After that incident, two additions:

  1. Connection health check — Verify DB connection before every write
  2. Local fallback — If DB write fails, dump data to a local file as a temporary backup

These seem trivial. They are trivial. But trivial defensive code stacked up is what makes a system stable. Ten lines of error handling are worth more than one flashy strategy.

Lessons Learned

  1. Without data, strategy is fortune-telling. Trading on “gut feeling” without technical indicators is a coin flip. Fourteen indicators sounds like a lot, but each one covers a blind spot the others miss.

  2. 5-minute candles are a sweet trap. “More trades = more money” is dead wrong. The fee wall is higher than you think. 15-min / 1-hour / 4-hour is plenty.

  3. Store the minimum. To survive on Supabase’s free 500MB, you store what you need and nothing more. Fetch 100 candles, keep 5 — that’s the philosophy.

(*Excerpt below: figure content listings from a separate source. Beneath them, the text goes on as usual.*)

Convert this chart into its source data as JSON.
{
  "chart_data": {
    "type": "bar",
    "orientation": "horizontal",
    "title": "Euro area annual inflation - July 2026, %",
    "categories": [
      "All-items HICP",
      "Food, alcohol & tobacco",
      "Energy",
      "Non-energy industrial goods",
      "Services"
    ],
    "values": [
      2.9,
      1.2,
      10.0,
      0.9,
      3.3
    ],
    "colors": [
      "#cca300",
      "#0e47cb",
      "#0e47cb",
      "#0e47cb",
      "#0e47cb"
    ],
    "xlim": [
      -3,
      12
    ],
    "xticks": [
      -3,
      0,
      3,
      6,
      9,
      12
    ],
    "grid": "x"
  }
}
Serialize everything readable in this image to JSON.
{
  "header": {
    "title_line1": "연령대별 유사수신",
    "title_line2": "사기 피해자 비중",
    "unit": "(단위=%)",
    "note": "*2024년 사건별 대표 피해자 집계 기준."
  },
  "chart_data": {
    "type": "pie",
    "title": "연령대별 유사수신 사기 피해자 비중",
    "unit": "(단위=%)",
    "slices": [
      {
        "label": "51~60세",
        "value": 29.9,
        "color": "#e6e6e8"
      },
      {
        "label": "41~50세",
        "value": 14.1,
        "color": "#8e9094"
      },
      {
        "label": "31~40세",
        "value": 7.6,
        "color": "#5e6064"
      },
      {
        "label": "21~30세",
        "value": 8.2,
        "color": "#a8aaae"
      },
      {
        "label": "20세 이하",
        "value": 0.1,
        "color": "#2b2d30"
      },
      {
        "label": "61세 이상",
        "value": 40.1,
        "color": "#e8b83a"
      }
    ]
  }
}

  4. Rate limits are war. Ignore them and your entire system goes dark. A 0.3-second delay and retry logic aren’t optional — they’re survival.

  5. Denormalization wins sometimes. A 26-column flat table can beat three normalized tables with JOINs. This isn’t a bank. It’s a bot. Optimize for reads, not for academic correctness.

  6. Indicators are tools, not answers. Computing 14 indicators doesn’t automatically produce a good strategy. Which combinations you use and how you combine them — that’s the real problem. And we’re about to learn that the hard way.

Leo: “The data pipeline is the most boring part, but it might be the most important.”

Rina: “Exactly. It’s like foundation work. You can’t see it, but without it the building collapses.”

The data pipeline isn’t glamorous. It doesn’t produce win rates like a strategy does, and it doesn’t put money in your account like the execution engine does. But without it, nothing works. It’s OWL’s eyes and ears. Getting this right is what made every strategy that came after possible.